Von der Erstellung einer DSFA ist ein Unternehmen befreit, wenn der private Verantwortliche gesetzlich zur Bearbeitung verpflichtet ist (DSG 22 IV); auf eine Vorabkonsultation kann verzichtet werden, wenn das private Unternehmen eine Datenschutzberaterin/ einen Datenschutzberater ernannt hat und diese/dieser in die DSFA involviert war und sich damit auseinandergesetzt hat.

Fazit

Werden im HR-Umfeld neue Projekte lanciert, dürften Personendaten betroffen sein. In einer frühen Projektphase sollte mittels Schwellenwertanalyse geprüft werden, ob eine DSFA notwendig ist. Muss eine DSFA durchgeführt werden, hilft es, diese im Team zu erstellen. Bereits für die Schwellenwertanalyse wie auch für die DSFA gibt es viele Hilfsmittel; allenfalls lohnt es sich, von diesen das Beste für sich zusammenzutragen. Grundsätzlich ist das Formular des SGV auf das Wesentliche beschränkt, bezüglich möglicher Risiken ist das Formular der Datenschutzstelle Luzern aber hilfreicher. Doch alle Vorlagen und Muster entbinden nicht vom Hinterfragen und Prüfen. Am besten stellt man sich in die Schuhe der betroffenen Personen, um mögliche Risiken zu erkennen. Hohe Risiken dürften nur in den seltensten Fällen bestehen. Falls dies dennoch zutreffen sollte, sind mit der nötigen Ernsthaftigkeit das Projekt und Massnahmen zur Verbesserung des Datenschutzes und der Datensicherheit zu prüfen. Denn eine Datenschutz-/ Datensicherheitsverletzung ist möglichst zu verhindern.

 

Quellen Einleitung

Art. 22 DSG (SR 235.1 Bundesgesetz über den Datenschutz).
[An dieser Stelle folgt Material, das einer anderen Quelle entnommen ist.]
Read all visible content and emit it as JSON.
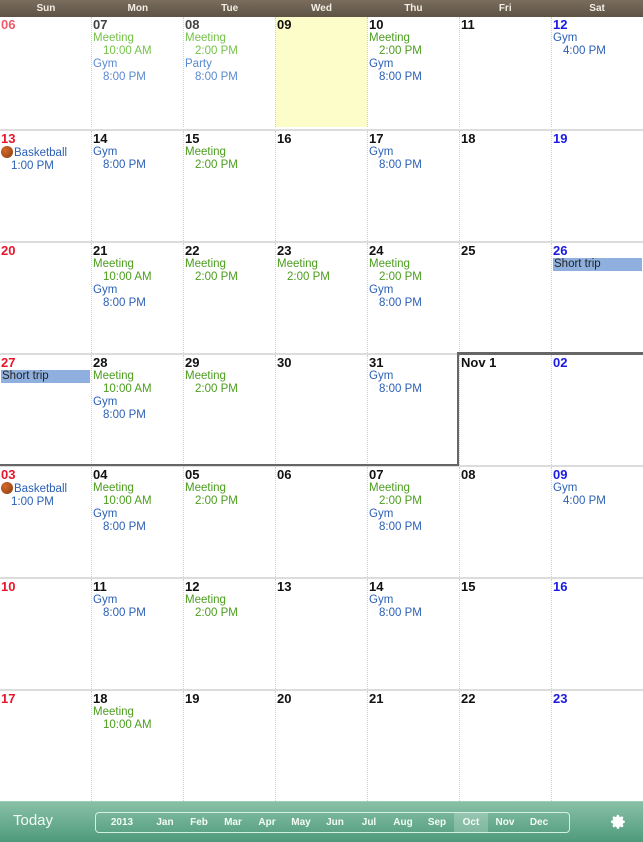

www.edoeb.admin.ch/edoeb/de/home/datenschutz/grundlagen/ dsfa.html (22.9.23).

Fussnoten

1 EDÖB – Merkblatt zur Datenschutz-Folgenabschätzung (DSFA) nach Art. 22 und 23 DSG, Stand August 2023, Ziff. 4. 

2 Datenschutzgruppe nach Artikel 29, Leitlinien zur Datenschutz- Folgenabschätzung (DSFA) und Beantwortung der Frage, ob eine Verarbeitung im Sinne der Verordnung 2016/679 «wahrscheinlich ein hohes Risiko mit sich bringt» (wp 248 rev. 01). 
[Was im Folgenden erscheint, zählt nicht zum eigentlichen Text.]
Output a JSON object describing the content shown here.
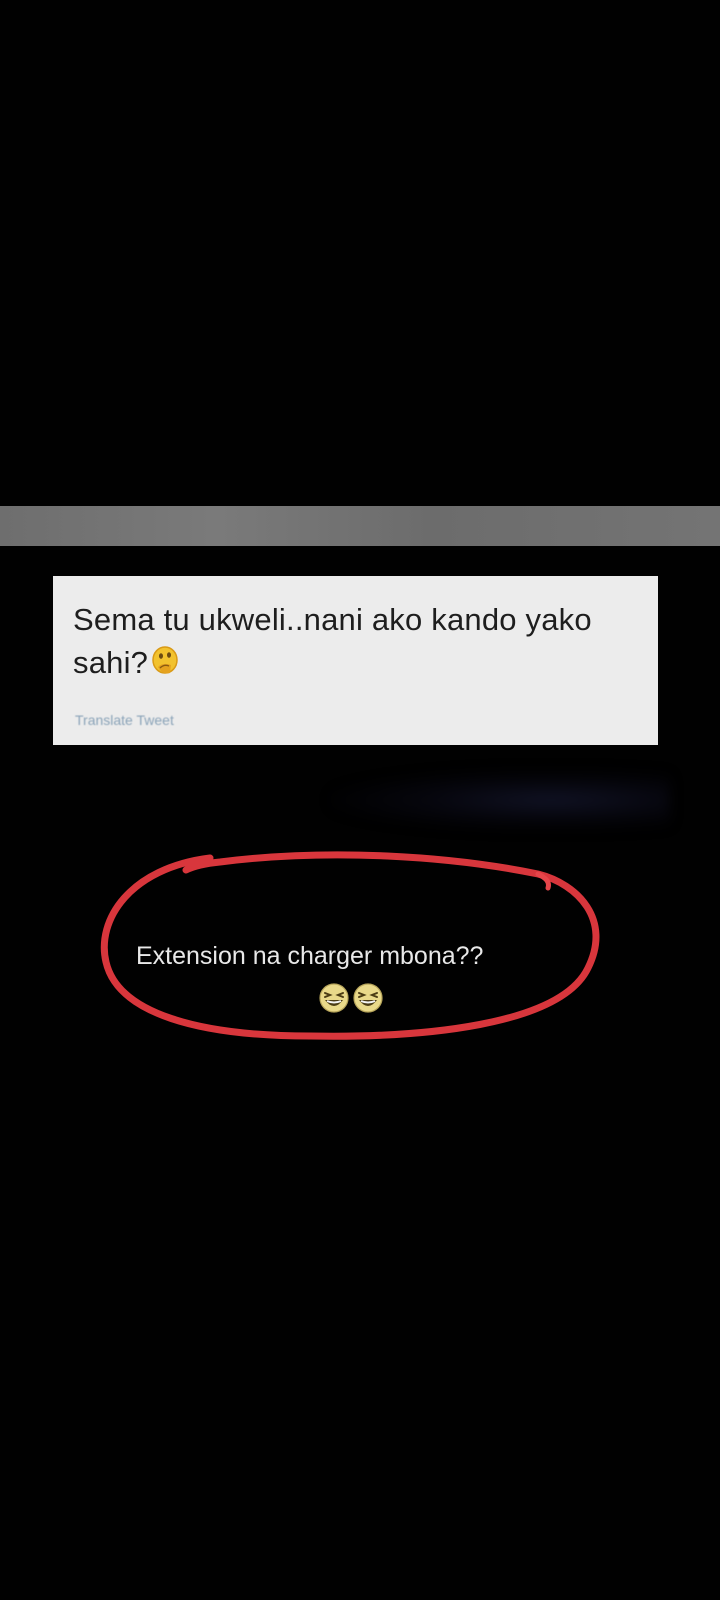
{
  "tweet": {
    "text": "Sema tu ukweli..nani ako kando yako sahi?",
    "emoji": "thinking-face-emoji",
    "translate_label": "Translate Tweet"
  },
  "reply": {
    "text": "Extension na charger mbona??",
    "emojis": [
      "grinning-squinting-face-emoji",
      "grinning-squinting-face-emoji"
    ]
  },
  "colors": {
    "background": "#010101",
    "bar": "#727272",
    "card": "#ececec",
    "circle": "#d8363c",
    "tweet_text": "#1e1e1e",
    "reply_text": "#e8e8e8"
  }
}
3 Verordnung (EU) 2016/679 des Europäischen Parlaments und des Rates vom 27. April 2016 zum Schutz natürlicher Personen bei der Verarbeitung personenbezogener Daten, zum freien Datenverkehr und zur Aufhebung der Richtlinie 95/46/EG. 

4 www.sgv-usam.ch/media/19650/20221222_dsg_muster_datenschutz_ folgenabschaetzung_de.docx (22.9.23). 

5 https://tinyurl.com/5x868dfs (25.9.23). 

6 Ursula Uttinger/Thomas Geiser, Das neue Datenschutzrecht, Rz 3.40, Basel, 2023 

7 BBl 2017, 7062 f.

Verordnung über den Datenschutz (DSV) SR 235.11.